John Defore of The Hollywood Reporter compared the film favorably to "'80s summer romp-romances", describing it as a "solidly commercial picture". DeFore appreciated the "witty banter" delivered by the cast but singled out Labine as "inherently funny" and the "cast's only automatic laugh-getter". DeFore however lamented that the film was "less outrageous than expected" given the premise and "may leave audiences wanting more". DeFore was critical of the film for including women who "look like models" in the orgy "while only one of the men can be called handsome." John Anderson of Variety reacted positively to the film, stating "the comic timing of this sex-saturated farce...adds up to a winner in the laughs department", echoing DeFore's sentiments that the dialog is "smart".

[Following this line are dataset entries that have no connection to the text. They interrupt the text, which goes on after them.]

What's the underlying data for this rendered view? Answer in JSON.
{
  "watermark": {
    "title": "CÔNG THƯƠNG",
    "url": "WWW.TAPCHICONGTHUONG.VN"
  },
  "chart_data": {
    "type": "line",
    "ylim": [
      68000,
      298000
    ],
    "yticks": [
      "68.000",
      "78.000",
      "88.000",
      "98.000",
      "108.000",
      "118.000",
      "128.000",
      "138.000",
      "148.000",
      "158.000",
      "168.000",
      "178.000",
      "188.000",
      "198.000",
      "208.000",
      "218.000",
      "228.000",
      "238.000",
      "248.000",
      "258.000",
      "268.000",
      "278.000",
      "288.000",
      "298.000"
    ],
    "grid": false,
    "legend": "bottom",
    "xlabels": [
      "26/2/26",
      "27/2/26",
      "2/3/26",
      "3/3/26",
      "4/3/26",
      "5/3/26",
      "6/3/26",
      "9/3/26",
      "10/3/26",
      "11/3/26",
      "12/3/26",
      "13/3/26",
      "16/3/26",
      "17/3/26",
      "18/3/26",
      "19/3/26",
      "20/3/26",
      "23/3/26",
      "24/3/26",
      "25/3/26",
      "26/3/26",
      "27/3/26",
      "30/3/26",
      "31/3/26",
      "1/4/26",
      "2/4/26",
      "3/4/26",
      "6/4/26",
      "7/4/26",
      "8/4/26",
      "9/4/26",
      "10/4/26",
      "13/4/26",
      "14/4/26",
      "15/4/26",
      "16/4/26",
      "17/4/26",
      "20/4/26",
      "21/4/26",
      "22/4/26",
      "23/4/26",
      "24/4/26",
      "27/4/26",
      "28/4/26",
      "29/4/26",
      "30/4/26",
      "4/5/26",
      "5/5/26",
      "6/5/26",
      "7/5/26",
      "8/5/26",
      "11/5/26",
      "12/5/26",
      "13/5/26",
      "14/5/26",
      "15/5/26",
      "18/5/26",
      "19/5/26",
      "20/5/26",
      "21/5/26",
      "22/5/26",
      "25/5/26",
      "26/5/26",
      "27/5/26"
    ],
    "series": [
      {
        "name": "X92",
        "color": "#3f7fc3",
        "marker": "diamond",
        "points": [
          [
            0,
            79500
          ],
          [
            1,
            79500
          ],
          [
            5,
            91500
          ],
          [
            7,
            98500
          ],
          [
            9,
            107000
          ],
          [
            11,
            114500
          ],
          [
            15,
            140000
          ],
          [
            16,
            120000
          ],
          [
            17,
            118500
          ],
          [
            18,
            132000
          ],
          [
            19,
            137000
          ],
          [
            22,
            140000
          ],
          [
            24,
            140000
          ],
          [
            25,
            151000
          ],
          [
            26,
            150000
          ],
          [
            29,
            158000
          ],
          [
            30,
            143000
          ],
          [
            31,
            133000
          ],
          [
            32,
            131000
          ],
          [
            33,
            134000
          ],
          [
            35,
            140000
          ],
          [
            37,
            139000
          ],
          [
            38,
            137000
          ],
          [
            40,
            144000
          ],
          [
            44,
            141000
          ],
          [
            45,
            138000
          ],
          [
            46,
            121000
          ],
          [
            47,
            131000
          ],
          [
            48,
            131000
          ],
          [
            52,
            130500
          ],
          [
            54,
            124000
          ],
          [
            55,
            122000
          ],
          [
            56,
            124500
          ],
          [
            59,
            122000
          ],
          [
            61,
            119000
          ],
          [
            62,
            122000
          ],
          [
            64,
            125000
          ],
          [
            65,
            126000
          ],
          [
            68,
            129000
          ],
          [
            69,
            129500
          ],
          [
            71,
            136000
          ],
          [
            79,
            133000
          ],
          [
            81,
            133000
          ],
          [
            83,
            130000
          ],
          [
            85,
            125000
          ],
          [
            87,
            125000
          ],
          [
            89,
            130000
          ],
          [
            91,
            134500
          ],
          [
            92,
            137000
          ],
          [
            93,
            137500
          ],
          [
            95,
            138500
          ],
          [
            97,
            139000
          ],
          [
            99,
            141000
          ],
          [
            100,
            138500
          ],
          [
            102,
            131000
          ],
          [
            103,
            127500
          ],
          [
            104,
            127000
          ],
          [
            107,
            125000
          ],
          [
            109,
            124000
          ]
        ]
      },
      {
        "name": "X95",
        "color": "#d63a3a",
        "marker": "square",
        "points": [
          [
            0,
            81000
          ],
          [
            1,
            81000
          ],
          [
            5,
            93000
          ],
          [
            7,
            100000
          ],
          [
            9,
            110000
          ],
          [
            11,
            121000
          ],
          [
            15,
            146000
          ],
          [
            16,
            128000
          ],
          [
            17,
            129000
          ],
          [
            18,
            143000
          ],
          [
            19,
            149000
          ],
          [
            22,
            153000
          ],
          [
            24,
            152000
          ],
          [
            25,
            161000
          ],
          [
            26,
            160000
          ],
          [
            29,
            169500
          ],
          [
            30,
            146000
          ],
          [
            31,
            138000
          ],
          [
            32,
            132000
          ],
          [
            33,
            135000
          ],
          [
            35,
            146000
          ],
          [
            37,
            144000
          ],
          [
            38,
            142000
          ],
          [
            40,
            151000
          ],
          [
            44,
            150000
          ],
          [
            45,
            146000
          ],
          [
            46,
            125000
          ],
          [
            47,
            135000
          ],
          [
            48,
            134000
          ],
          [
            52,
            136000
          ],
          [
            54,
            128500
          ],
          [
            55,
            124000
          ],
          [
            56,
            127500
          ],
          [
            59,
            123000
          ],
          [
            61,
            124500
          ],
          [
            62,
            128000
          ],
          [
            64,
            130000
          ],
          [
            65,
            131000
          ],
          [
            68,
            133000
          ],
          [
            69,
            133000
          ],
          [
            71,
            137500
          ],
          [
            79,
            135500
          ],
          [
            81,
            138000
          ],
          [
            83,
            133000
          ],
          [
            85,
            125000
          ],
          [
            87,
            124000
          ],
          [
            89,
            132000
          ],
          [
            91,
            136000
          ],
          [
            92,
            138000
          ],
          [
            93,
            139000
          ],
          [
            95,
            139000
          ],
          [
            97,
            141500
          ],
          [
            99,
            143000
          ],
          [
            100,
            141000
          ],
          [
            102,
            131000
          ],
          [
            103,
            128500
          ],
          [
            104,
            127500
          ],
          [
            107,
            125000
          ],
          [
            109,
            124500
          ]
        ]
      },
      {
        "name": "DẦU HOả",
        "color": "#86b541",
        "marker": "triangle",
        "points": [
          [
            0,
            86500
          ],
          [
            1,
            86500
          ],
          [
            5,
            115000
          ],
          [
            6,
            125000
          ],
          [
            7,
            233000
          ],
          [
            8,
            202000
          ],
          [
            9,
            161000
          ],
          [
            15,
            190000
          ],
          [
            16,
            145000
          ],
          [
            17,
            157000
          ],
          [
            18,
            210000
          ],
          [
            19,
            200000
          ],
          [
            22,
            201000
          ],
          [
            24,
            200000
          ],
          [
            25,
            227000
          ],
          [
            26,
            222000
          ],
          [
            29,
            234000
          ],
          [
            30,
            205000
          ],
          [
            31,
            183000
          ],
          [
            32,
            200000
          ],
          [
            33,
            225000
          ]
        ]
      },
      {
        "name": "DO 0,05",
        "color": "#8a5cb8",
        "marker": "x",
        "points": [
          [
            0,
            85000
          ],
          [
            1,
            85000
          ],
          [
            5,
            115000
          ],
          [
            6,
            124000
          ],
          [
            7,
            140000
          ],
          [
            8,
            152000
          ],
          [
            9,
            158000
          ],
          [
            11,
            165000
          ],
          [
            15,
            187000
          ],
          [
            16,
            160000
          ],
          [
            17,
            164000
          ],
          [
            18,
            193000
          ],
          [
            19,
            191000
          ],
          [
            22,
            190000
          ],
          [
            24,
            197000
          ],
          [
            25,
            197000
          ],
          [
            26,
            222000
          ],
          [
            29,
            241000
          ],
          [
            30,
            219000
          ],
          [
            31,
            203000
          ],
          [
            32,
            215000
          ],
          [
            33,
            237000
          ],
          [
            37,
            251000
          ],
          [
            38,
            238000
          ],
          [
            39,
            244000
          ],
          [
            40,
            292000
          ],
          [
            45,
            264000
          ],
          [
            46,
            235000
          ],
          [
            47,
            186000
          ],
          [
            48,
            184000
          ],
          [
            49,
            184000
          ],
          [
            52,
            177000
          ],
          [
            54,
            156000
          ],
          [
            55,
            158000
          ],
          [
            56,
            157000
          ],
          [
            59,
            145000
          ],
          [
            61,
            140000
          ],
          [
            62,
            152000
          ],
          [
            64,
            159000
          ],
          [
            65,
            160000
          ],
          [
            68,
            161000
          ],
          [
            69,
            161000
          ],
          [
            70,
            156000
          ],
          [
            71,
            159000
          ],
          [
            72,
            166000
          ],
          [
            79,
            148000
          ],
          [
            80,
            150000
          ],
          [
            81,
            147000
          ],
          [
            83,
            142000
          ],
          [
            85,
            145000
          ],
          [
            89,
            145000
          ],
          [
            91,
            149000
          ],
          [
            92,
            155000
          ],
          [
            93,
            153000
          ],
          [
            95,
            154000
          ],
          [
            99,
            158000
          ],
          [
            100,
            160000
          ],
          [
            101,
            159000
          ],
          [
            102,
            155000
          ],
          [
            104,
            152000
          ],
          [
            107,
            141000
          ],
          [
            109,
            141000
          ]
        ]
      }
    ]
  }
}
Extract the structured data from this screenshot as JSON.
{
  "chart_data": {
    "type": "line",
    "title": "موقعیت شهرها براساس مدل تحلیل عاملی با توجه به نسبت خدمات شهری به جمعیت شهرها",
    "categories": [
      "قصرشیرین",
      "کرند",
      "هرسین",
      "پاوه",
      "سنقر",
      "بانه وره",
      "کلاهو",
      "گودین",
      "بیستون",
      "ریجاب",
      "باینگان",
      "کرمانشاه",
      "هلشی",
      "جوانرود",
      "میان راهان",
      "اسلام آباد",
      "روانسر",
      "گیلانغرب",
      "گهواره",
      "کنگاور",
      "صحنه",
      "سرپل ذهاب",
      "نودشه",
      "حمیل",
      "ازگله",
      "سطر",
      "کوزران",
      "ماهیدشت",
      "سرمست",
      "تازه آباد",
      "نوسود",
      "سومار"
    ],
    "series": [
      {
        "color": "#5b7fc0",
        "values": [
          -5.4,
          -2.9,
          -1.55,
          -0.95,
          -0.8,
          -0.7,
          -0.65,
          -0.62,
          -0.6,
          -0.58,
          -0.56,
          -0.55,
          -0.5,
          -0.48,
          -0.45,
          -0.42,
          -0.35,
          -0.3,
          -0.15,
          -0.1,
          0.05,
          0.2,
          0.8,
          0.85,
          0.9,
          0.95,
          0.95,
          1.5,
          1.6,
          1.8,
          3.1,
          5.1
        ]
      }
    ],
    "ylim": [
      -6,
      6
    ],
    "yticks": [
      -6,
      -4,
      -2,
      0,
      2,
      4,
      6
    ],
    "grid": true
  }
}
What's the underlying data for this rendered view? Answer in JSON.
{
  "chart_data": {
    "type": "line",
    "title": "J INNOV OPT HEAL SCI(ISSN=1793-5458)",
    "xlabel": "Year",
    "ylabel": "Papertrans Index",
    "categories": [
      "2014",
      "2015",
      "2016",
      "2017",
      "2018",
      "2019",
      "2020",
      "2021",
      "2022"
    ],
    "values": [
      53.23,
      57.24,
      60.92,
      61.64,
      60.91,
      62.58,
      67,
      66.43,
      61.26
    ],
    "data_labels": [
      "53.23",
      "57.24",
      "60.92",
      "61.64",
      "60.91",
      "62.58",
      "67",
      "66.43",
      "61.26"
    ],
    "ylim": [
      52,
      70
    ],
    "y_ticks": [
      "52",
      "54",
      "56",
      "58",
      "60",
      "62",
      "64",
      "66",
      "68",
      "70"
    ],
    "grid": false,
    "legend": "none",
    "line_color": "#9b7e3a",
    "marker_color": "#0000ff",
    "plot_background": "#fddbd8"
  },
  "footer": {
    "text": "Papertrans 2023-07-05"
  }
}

Katie Calautti of Comic Book Resources appreciated the "whip-smart humor" and "palpable chemistry" between the cast. Calautti concluded her review by saying "The happy ending, though, is that their spot-on casting and solid narrative deliver bang for your buck." The Village Voice enjoyed the film, stating "riffs and one-liners fly from every corner, fast enough to avert the sting of the lamer gambits" and concluded that it "may be the sex comedy this generation deserves."